The most likely scenario going forward stitches together these elements, plus two more. China will continue to gain market share and the region will continue to engage it constructively, seeking Chinese trade and investment. Concerns will continue to be raised about trade deficits and about initiatives like the Belt and Road Initiative (BRI).

These concerns will inform RCEP negotiations, which will be completed this year or next. They will also force changes in specific business deals and in the BRI’s governance. The region will deal with remaining concerns by continuing to seek diversity in its economic ties and by socializing CPTPP rules. By the same token, countries in the region will continue outreach to the EU and the U.S. The EU at this point has key trade agreements under its belt with Japan, South Korea, and several others pending or under active consideration. Engaging the EU is essentially pushing on an open door.

The U.S. is a different story. At worst, in a phenomenon bigger than the Trump administration, Washington is retreating into an autarkic fantasy world. At best, it wants to drive exceedingly hard bargains. Negotiations with a partner that demand one-sided outcomes are difficult for the region to swallow. The public and contentious way that America’s negotiations have unfolded with China, Canada, South Korea, and Mexico only compound the region’s reluctance.

A U.S.-China agreement is likely, but tensions over trade, especially over the enforcement of any agreement, will persist over the long term.
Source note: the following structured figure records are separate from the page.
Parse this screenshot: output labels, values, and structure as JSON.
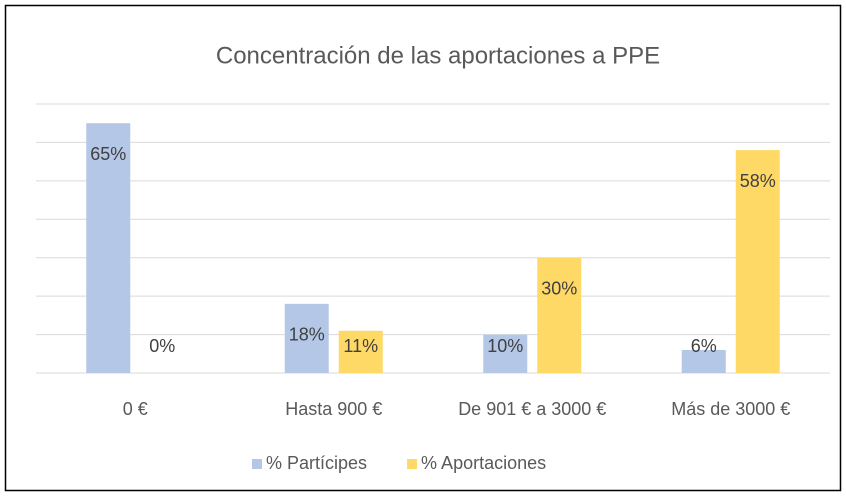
{
  "chart_data": {
    "type": "bar",
    "title": "Concentración de las aportaciones a PPE",
    "categories": [
      "0 €",
      "Hasta 900 €",
      "De 901 € a 3000 €",
      "Más de 3000 €"
    ],
    "series": [
      {
        "name": "% Partícipes",
        "color": "#b4c7e7",
        "values": [
          65,
          18,
          10,
          6
        ],
        "value_labels": [
          "65%",
          "18%",
          "10%",
          "6%"
        ]
      },
      {
        "name": "% Aportaciones",
        "color": "#ffd966",
        "values": [
          0,
          11,
          30,
          58
        ],
        "value_labels": [
          "0%",
          "11%",
          "30%",
          "58%"
        ]
      }
    ],
    "ylim": [
      0,
      70
    ],
    "yticks": [
      0,
      10,
      20,
      30,
      40,
      50,
      60,
      70
    ],
    "grid": true,
    "legend": "bottom"
  }
}
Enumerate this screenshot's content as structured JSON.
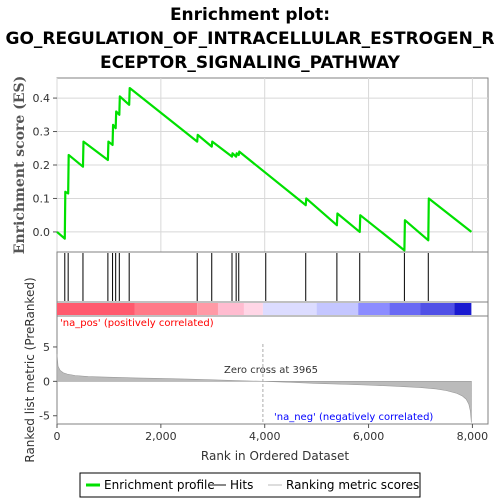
{
  "title_lines": [
    "Enrichment plot:",
    "GO_REGULATION_OF_INTRACELLULAR_ESTROGEN_R",
    "ECEPTOR_SIGNALING_PATHWAY"
  ],
  "colors": {
    "es_line": "#00e000",
    "hits": "#000000",
    "metric_fill": "#bbbbbb",
    "pos_label": "#ff0000",
    "neg_label": "#0000ff",
    "zero_line": "#aaaaaa",
    "panel_border": "#808080"
  },
  "legend": {
    "items": [
      "Enrichment profile",
      "Hits",
      "Ranking metric scores"
    ]
  },
  "annotations": {
    "pos_label": "'na_pos' (positively correlated)",
    "neg_label": "'na_neg' (negatively correlated)",
    "zero_cross": "Zero cross at 3965"
  },
  "chart_data": {
    "type": "line",
    "xlabel": "Rank in Ordered Dataset",
    "xlim": [
      0,
      8300
    ],
    "x_ticks": [
      0,
      2000,
      4000,
      6000,
      8000
    ],
    "x_tick_labels": [
      "0",
      "2,000",
      "4,000",
      "6,000",
      "8,000"
    ],
    "enrichment": {
      "ylabel": "Enrichment score (ES)",
      "ylim": [
        -0.06,
        0.46
      ],
      "y_ticks": [
        0.0,
        0.1,
        0.2,
        0.3,
        0.4
      ],
      "y_tick_labels": [
        "0.0",
        "0.1",
        "0.2",
        "0.3",
        "0.4"
      ],
      "grid": true,
      "series": [
        {
          "x": [
            0,
            150,
            160,
            215,
            225,
            500,
            510,
            980,
            990,
            1070,
            1080,
            1130,
            1140,
            1200,
            1210,
            1390,
            1400,
            2700,
            2710,
            2980,
            2990,
            3370,
            3380,
            3450,
            3460,
            3500,
            3510,
            4790,
            4800,
            5390,
            5400,
            5830,
            5840,
            6690,
            6700,
            7150,
            7160,
            7980
          ],
          "y": [
            0.0,
            -0.02,
            0.12,
            0.115,
            0.23,
            0.195,
            0.27,
            0.215,
            0.27,
            0.26,
            0.32,
            0.31,
            0.36,
            0.35,
            0.405,
            0.38,
            0.43,
            0.27,
            0.29,
            0.255,
            0.27,
            0.225,
            0.235,
            0.225,
            0.235,
            0.23,
            0.24,
            0.08,
            0.1,
            0.02,
            0.055,
            0.0,
            0.05,
            -0.055,
            0.035,
            -0.025,
            0.1,
            0.0
          ]
        }
      ]
    },
    "hits": [
      150,
      215,
      500,
      980,
      1070,
      1130,
      1200,
      1390,
      2700,
      2980,
      3370,
      3450,
      3500,
      4020,
      4790,
      5390,
      5830,
      6690,
      7150
    ],
    "color_bar": {
      "segments": [
        {
          "x0": 0,
          "x1": 1500,
          "color": "#ff5a6e"
        },
        {
          "x0": 1500,
          "x1": 2700,
          "color": "#ff7a88"
        },
        {
          "x0": 2700,
          "x1": 3100,
          "color": "#ff9aa6"
        },
        {
          "x0": 3100,
          "x1": 3600,
          "color": "#ffbcd0"
        },
        {
          "x0": 3600,
          "x1": 3965,
          "color": "#ffd6e6"
        },
        {
          "x0": 3965,
          "x1": 5000,
          "color": "#dcdcff"
        },
        {
          "x0": 5000,
          "x1": 5800,
          "color": "#c4c6ff"
        },
        {
          "x0": 5800,
          "x1": 6400,
          "color": "#8c8cff"
        },
        {
          "x0": 6400,
          "x1": 7000,
          "color": "#6a6af4"
        },
        {
          "x0": 7000,
          "x1": 7650,
          "color": "#5050e6"
        },
        {
          "x0": 7650,
          "x1": 7980,
          "color": "#1a1ad0"
        }
      ]
    },
    "ranked_metric": {
      "ylabel": "Ranked list metric (PreRanked)",
      "ylim": [
        -6.2,
        9.5
      ],
      "y_ticks": [
        -5,
        0,
        5
      ],
      "y_tick_labels": [
        "-5",
        "0",
        "5"
      ],
      "zero_cross": 3965,
      "x": [
        0,
        20,
        60,
        120,
        200,
        350,
        600,
        1000,
        1500,
        2000,
        2500,
        3000,
        3500,
        3965,
        4500,
        5000,
        5500,
        6000,
        6500,
        7000,
        7300,
        7500,
        7700,
        7800,
        7880,
        7930,
        7960,
        7980
      ],
      "y": [
        4.0,
        2.2,
        1.6,
        1.25,
        1.05,
        0.85,
        0.7,
        0.6,
        0.5,
        0.42,
        0.33,
        0.22,
        0.1,
        0.0,
        -0.15,
        -0.3,
        -0.42,
        -0.55,
        -0.7,
        -0.9,
        -1.1,
        -1.35,
        -1.75,
        -2.1,
        -2.6,
        -3.3,
        -4.3,
        -6.0
      ]
    }
  }
}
Meanwhile, two things will make an agreement with Japan possible. For the U.S., pressure is increasing from farmers already suffering from the loss of market share in China and competition from exporters benefiting from the CPTPP. On Japan’s part, it wants to stave off new unilateral American tariffs on autos and otherwise keep U.S.-Japan relations on an even keel. Still, there are quite a few hurdles to overcome, over both Japanese negotiators and constitutional procedures in Washington.

The CPTPP and the RCEP are often held up as competing initiatives that will determine the geopolitical shape of the Indo-Pacific. This is not quite the case; countries in the region have an interest in pursuing both. While recognizing that trade agreements only represent part of the economic activity in the region, it is this broader quest for balance that will have a determinative impact.